したがって、花粉症になりやすい人は実際に(Th2)比が高く、免疫グログブリン(IgE)と言う抗体が
多く生産されてくると、症状が強くなってくるということのようである。現在(Th2)を抑制する薬が研究
されているが、決定的なものはまだ出ていない。

スギ花粉症を統計的に見るとメンデルの法則の劣勢遺伝と一致するようである。ということは両親が
花粉症なら高い確率で子供も花粉症に罹るし、両親の一人が花粉症なら4分の1の確率で発症する
可能性があると考えられる。つまりアレルギー体質は家系的に連綿と受け続けられているらしい。
スギ花粉症は長期的にスギ花粉と接触しなければ発症しない。だから長い年月を生きて来た人の方
が花粉症に接触する機会が多くなり、そのために中年層の有病率が高いのである。今はスギ花粉に
反応する人は40代で約50%、その内症状を発症する人は50%と言われる。だから40代は4人に
1人の割合で花粉症の症状が出ていることになる。ただし60歳を超えると免疫力が衰え始めるため
花粉症にもかかりにくくなるということのようである。

日本の本来の森林植生は、カシ、シイ、コナラなどの常緑広葉樹、ブナやミズナラなどの落葉広葉樹
が主体であった。それが戦後の復興とともに大量の木材が必要になり、国策に添って成長しやすい
スギやヒノキがどんどん植えられるようになった。スギが毎年花粉を飛散させるようになるのは樹齢
30年を経過した頃からだそうである。植林事業が本格化したのは1950年頃からなので、1980年
前後からスギ花粉が大量に飛散し始めたと考えられる。花粉症が初めて報告されたのは1962年、
そして1979年には社会問題に発展したから、計算としてはつじつまが合う。

今まで、人はある程度自然環境の中で適応して生きてきた。しかし人口が増え科学技術が発達し、
人の快適な生活のために、あらゆるものが人間の為に作りかえられて来ている。それにに伴って、
自然環境は破壊され人工的な環境と、その産物とで被いつくされて来ているように思うのである。
自動車の排気ガスの問題、CO2の問題、全てが人為的な環境汚染である。スギ花粉もまた人為的
な環境変化の産物である。そんな環境変化に対して人が適応できなくなってきたことで様々な問題
が起こってきている。それは自業自得と言えばその通りなのであろう。そして年金問題ではないが、
人の安易な施策のツケは後へ後へとまわされて、後世に禍根を残していくようになるのである。

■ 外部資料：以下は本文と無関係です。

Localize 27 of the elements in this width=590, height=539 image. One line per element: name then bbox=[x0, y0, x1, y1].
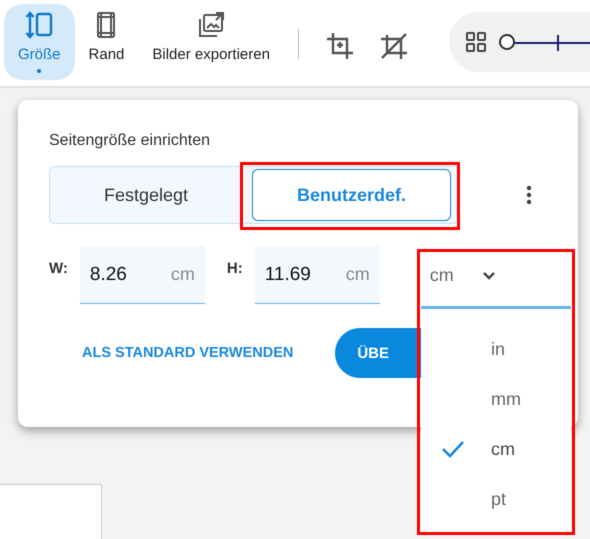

60年前に大量に植えられたスギが30年後に花粉を出し、そして我々は30年間に及び花粉を浴び
てきた。その結果が私の花粉症につながるわけである。今度はこれを抑えるために抗ヒスタミン薬や
ステロイド薬などの薬に頼れば、またそのツケ(副作用)が廻ってくるのであろう。
そう思うから今回は花粉症を薬を使って和らげることはしないようにと思う。私の免疫細胞の勝手な
勘違いで引き起こされるアレルギー反応である。しかし勘違いと言えども、防衛のために一生懸命に
働く自分の免疫細胞が愛おしいとさえ思える。だから薬で抑えるのではなく、自らも一緒に闘うべく
花粉を防御をしようと思ったのである。
その為に花粉が目に入るのを防ぐメガネ(1180円)を買った。そしてこれから鼻水などが出て
くるようであれば、今テレビで盛んに宣伝している「クリスタルヴェール」を使おうと思っている。
これは薬ではなく雑貨扱いで体への影響はないらしい。鼻の周りにジェルを塗ることで、目に見え
ない透明なプラスイオンの膜を作り、花粉が鼻腔内侵入を防いでくれる、と言う理屈のようである。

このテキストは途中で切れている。